User manual

c) Plaatsen en vervangen van de batterijen
Het apparaat werkt op drie 1,5 V microbatterijen (i.e. AAA of LR03). Voor ingebruikname of
wanneer het batterij vervangen-symbool in het display verschijnt, installeer nieuwe, volle
batterijen.
Het batterij vervangen-symbool heeft verschillende displayniveaus, zie onderstaande tabel:
Symbool Batterijspanning Resultaat Sleutel
>4,2 V OK Batterijspanning is voldoende
4,2 - 3,9 V OK Batterijspanning is voldoende
3,9 - 3,6 V OK Batterijspanning is voldoende voor de meting.

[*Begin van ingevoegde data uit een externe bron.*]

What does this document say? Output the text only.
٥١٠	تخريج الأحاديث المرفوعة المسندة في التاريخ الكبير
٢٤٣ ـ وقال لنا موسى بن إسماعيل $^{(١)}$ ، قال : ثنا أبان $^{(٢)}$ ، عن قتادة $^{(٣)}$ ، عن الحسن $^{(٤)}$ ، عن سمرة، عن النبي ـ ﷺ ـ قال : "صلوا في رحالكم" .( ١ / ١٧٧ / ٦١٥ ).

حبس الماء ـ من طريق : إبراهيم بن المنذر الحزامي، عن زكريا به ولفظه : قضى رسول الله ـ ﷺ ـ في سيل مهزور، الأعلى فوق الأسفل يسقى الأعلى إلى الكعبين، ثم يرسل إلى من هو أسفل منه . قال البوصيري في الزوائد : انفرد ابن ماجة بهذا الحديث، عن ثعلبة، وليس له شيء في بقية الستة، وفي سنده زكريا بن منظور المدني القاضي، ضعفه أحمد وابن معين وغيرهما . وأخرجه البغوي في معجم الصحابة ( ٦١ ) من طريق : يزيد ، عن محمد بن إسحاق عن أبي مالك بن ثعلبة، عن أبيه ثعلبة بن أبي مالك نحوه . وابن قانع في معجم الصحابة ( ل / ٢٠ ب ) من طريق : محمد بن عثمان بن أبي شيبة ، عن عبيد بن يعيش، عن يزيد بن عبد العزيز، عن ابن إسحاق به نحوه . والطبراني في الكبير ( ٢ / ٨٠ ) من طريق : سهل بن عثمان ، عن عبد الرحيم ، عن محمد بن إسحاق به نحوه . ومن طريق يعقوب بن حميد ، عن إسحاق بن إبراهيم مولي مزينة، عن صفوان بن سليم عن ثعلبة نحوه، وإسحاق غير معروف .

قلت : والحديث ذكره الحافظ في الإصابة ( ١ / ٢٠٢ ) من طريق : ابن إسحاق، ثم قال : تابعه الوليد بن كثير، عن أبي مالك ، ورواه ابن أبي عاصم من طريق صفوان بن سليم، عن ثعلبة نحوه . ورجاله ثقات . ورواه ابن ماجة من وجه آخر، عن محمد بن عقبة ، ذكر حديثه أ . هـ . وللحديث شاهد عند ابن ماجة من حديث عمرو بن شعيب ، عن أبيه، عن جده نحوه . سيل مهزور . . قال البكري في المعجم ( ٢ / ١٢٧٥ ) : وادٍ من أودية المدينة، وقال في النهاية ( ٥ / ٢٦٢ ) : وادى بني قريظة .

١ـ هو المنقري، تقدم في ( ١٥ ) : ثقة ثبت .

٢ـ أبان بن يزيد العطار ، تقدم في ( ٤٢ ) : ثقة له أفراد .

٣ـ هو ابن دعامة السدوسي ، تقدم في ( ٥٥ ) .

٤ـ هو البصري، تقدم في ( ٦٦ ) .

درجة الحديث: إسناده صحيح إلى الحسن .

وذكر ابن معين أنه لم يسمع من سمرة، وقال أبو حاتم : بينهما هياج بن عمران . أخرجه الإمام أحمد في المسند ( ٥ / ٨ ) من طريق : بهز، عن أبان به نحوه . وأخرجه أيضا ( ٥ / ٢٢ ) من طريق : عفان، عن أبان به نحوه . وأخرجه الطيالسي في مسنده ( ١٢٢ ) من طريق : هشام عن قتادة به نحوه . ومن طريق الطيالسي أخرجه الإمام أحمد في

Vervang de batterijen zo snel mogelijk
<3,6 V NOK Vervang de batterijen onmiddellijk om
meetfouten te vermijden
Voer volgende procedure uit om de batterijen te installeren of te vervangen:
- Ontkoppel de meetkabels van de te meten stroomkring en de
meter. Schakel de DMM uit.
- Draai de schroef achteraan het apparaat los met behulp van een
kruiskopschroevendraaier. Verwijder het deksel van het batterijvak.
- Vervang de gebruikte batterijen door dezelfde nieuwe batterijen.
Plaats de nieuwe batterijen op een juiste manier in het batterijvak
(12). Houd rekening met de juiste polariteit, zoals aangegeven in
het batterijvak.
- Maak het deksel opnieuw op het apparaat vast.